Celui de Saint Etienne pour la femme de mon frère qui a résisté au crabe au delà des prévisions mais a fini par jeter l'éponge.
Les rituels ont évolué et désormais on n'enfourne plus le cercueil vers la gueule béante où vrombit la fournaise ce qui m'avait si fortement bouleversée quand c'était le corps de ma maman qui disparaissait de la sorte.
Évidemment dans ces circonstances, on est un peu mélancolique, même si on ne fait pas partie des tout proches. Leur peine nous touche et c'est aussi un pan de notre propre histoire qui s'engloutit.

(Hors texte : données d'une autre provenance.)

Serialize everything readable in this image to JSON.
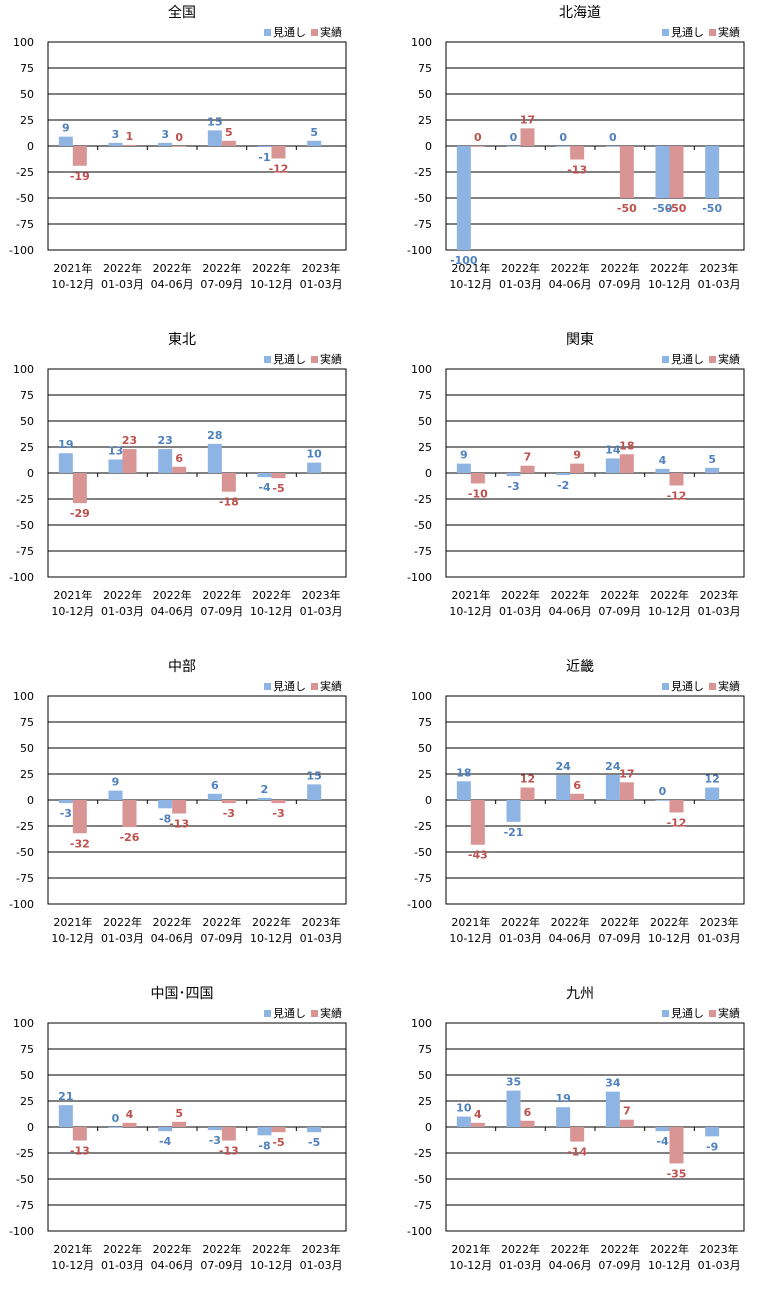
{
  "colors": {
    "forecast": "#8eb4e3",
    "actual": "#d99594",
    "forecast_label": "#4f81bd",
    "actual_label": "#c0504d"
  },
  "chart_data": [
    {
      "type": "bar",
      "title": "全国",
      "categories": [
        [
          "2021年",
          "10-12月"
        ],
        [
          "2022年",
          "01-03月"
        ],
        [
          "2022年",
          "04-06月"
        ],
        [
          "2022年",
          "07-09月"
        ],
        [
          "2022年",
          "10-12月"
        ],
        [
          "2023年",
          "01-03月"
        ]
      ],
      "series": [
        {
          "name": "見通し",
          "values": [
            9,
            3,
            3,
            15,
            -1,
            5
          ]
        },
        {
          "name": "実績",
          "values": [
            -19,
            1,
            0,
            5,
            -12,
            null
          ]
        }
      ],
      "ylim": [
        -100,
        100
      ],
      "yticks": [
        100,
        75,
        50,
        25,
        0,
        -25,
        -50,
        -75,
        -100
      ],
      "legend": "top-right",
      "grid": true
    },
    {
      "type": "bar",
      "title": "北海道",
      "categories": [
        [
          "2021年",
          "10-12月"
        ],
        [
          "2022年",
          "01-03月"
        ],
        [
          "2022年",
          "04-06月"
        ],
        [
          "2022年",
          "07-09月"
        ],
        [
          "2022年",
          "10-12月"
        ],
        [
          "2023年",
          "01-03月"
        ]
      ],
      "series": [
        {
          "name": "見通し",
          "values": [
            -100,
            0,
            0,
            0,
            -50,
            -50
          ]
        },
        {
          "name": "実績",
          "values": [
            0,
            17,
            -13,
            -50,
            -50,
            null
          ]
        }
      ],
      "ylim": [
        -100,
        100
      ],
      "yticks": [
        100,
        75,
        50,
        25,
        0,
        -25,
        -50,
        -75,
        -100
      ],
      "legend": "top-right",
      "grid": true
    },
    {
      "type": "bar",
      "title": "東北",
      "categories": [
        [
          "2021年",
          "10-12月"
        ],
        [
          "2022年",
          "01-03月"
        ],
        [
          "2022年",
          "04-06月"
        ],
        [
          "2022年",
          "07-09月"
        ],
        [
          "2022年",
          "10-12月"
        ],
        [
          "2023年",
          "01-03月"
        ]
      ],
      "series": [
        {
          "name": "見通し",
          "values": [
            19,
            13,
            23,
            28,
            -4,
            10
          ]
        },
        {
          "name": "実績",
          "values": [
            -29,
            23,
            6,
            -18,
            -5,
            null
          ]
        }
      ],
      "ylim": [
        -100,
        100
      ],
      "yticks": [
        100,
        75,
        50,
        25,
        0,
        -25,
        -50,
        -75,
        -100
      ],
      "legend": "top-right",
      "grid": true
    },
    {
      "type": "bar",
      "title": "関東",
      "categories": [
        [
          "2021年",
          "10-12月"
        ],
        [
          "2022年",
          "01-03月"
        ],
        [
          "2022年",
          "04-06月"
        ],
        [
          "2022年",
          "07-09月"
        ],
        [
          "2022年",
          "10-12月"
        ],
        [
          "2023年",
          "01-03月"
        ]
      ],
      "series": [
        {
          "name": "見通し",
          "values": [
            9,
            -3,
            -2,
            14,
            4,
            5
          ]
        },
        {
          "name": "実績",
          "values": [
            -10,
            7,
            9,
            18,
            -12,
            null
          ]
        }
      ],
      "ylim": [
        -100,
        100
      ],
      "yticks": [
        100,
        75,
        50,
        25,
        0,
        -25,
        -50,
        -75,
        -100
      ],
      "legend": "top-right",
      "grid": true
    },
    {
      "type": "bar",
      "title": "中部",
      "categories": [
        [
          "2021年",
          "10-12月"
        ],
        [
          "2022年",
          "01-03月"
        ],
        [
          "2022年",
          "04-06月"
        ],
        [
          "2022年",
          "07-09月"
        ],
        [
          "2022年",
          "10-12月"
        ],
        [
          "2023年",
          "01-03月"
        ]
      ],
      "series": [
        {
          "name": "見通し",
          "values": [
            -3,
            9,
            -8,
            6,
            2,
            15
          ]
        },
        {
          "name": "実績",
          "values": [
            -32,
            -26,
            -13,
            -3,
            -3,
            null
          ]
        }
      ],
      "ylim": [
        -100,
        100
      ],
      "yticks": [
        100,
        75,
        50,
        25,
        0,
        -25,
        -50,
        -75,
        -100
      ],
      "legend": "top-right",
      "grid": true
    },
    {
      "type": "bar",
      "title": "近畿",
      "categories": [
        [
          "2021年",
          "10-12月"
        ],
        [
          "2022年",
          "01-03月"
        ],
        [
          "2022年",
          "04-06月"
        ],
        [
          "2022年",
          "07-09月"
        ],
        [
          "2022年",
          "10-12月"
        ],
        [
          "2023年",
          "01-03月"
        ]
      ],
      "series": [
        {
          "name": "見通し",
          "values": [
            18,
            -21,
            24,
            24,
            0,
            12
          ]
        },
        {
          "name": "実績",
          "values": [
            -43,
            12,
            6,
            17,
            -12,
            null
          ]
        }
      ],
      "ylim": [
        -100,
        100
      ],
      "yticks": [
        100,
        75,
        50,
        25,
        0,
        -25,
        -50,
        -75,
        -100
      ],
      "legend": "top-right",
      "grid": true
    },
    {
      "type": "bar",
      "title": "中国･四国",
      "categories": [
        [
          "2021年",
          "10-12月"
        ],
        [
          "2022年",
          "01-03月"
        ],
        [
          "2022年",
          "04-06月"
        ],
        [
          "2022年",
          "07-09月"
        ],
        [
          "2022年",
          "10-12月"
        ],
        [
          "2023年",
          "01-03月"
        ]
      ],
      "series": [
        {
          "name": "見通し",
          "values": [
            21,
            0,
            -4,
            -3,
            -8,
            -5
          ]
        },
        {
          "name": "実績",
          "values": [
            -13,
            4,
            5,
            -13,
            -5,
            null
          ]
        }
      ],
      "ylim": [
        -100,
        100
      ],
      "yticks": [
        100,
        75,
        50,
        25,
        0,
        -25,
        -50,
        -75,
        -100
      ],
      "legend": "top-right",
      "grid": true
    },
    {
      "type": "bar",
      "title": "九州",
      "categories": [
        [
          "2021年",
          "10-12月"
        ],
        [
          "2022年",
          "01-03月"
        ],
        [
          "2022年",
          "04-06月"
        ],
        [
          "2022年",
          "07-09月"
        ],
        [
          "2022年",
          "10-12月"
        ],
        [
          "2023年",
          "01-03月"
        ]
      ],
      "series": [
        {
          "name": "見通し",
          "values": [
            10,
            35,
            19,
            34,
            -4,
            -9
          ]
        },
        {
          "name": "実績",
          "values": [
            4,
            6,
            -14,
            7,
            -35,
            null
          ]
        }
      ],
      "ylim": [
        -100,
        100
      ],
      "yticks": [
        100,
        75,
        50,
        25,
        0,
        -25,
        -50,
        -75,
        -100
      ],
      "legend": "top-right",
      "grid": true
    }
  ]
}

Comme j'ai pris beaucoup de trains, j'ai eu le temps de lire. J'avais glané à la Médiathèque un ouvrage de Christiane Taubira qu'elle a écrit en réaction aux vagues de xénophobie dont elle a été elle-même victime ("la banane et la guenon") mais non pour parler de son cas mais de cette urgence à trouver un mode de relation aux autres qui soit de reconnaissance réciproque dans le cadre très clair et précis que sont les règles de la République. Christiane Taubira est lettrée, elle aime la langue et la manie avec une belle maestria.  Elle cite en abondance aussi bien Nietzsche que Billie Holiday. Son discours est un plaidoyer débarrassé de pathos  pour reconquérir cet espace commun de la Nation qui a été piraté par ceux-là mêmes qui la prostitueraient s'ils venaient à s'en emparer. Plaidoyer pour une Europe des Lumières et rappel du "principe humaniste que professe le concept africain d'unbuntu: Umuntu ngumuntu ngabantu, une personne est une personne grâce aux autres personnes". Dans nos périodes d'égotisme forcené, de petits courtisans qui se prennent tous pour le Vizir, la parole claire et lucide de Christiane Taubira éclaire et rassérène.




Et aussi l'écouter dans son très bel hommage à Tignous.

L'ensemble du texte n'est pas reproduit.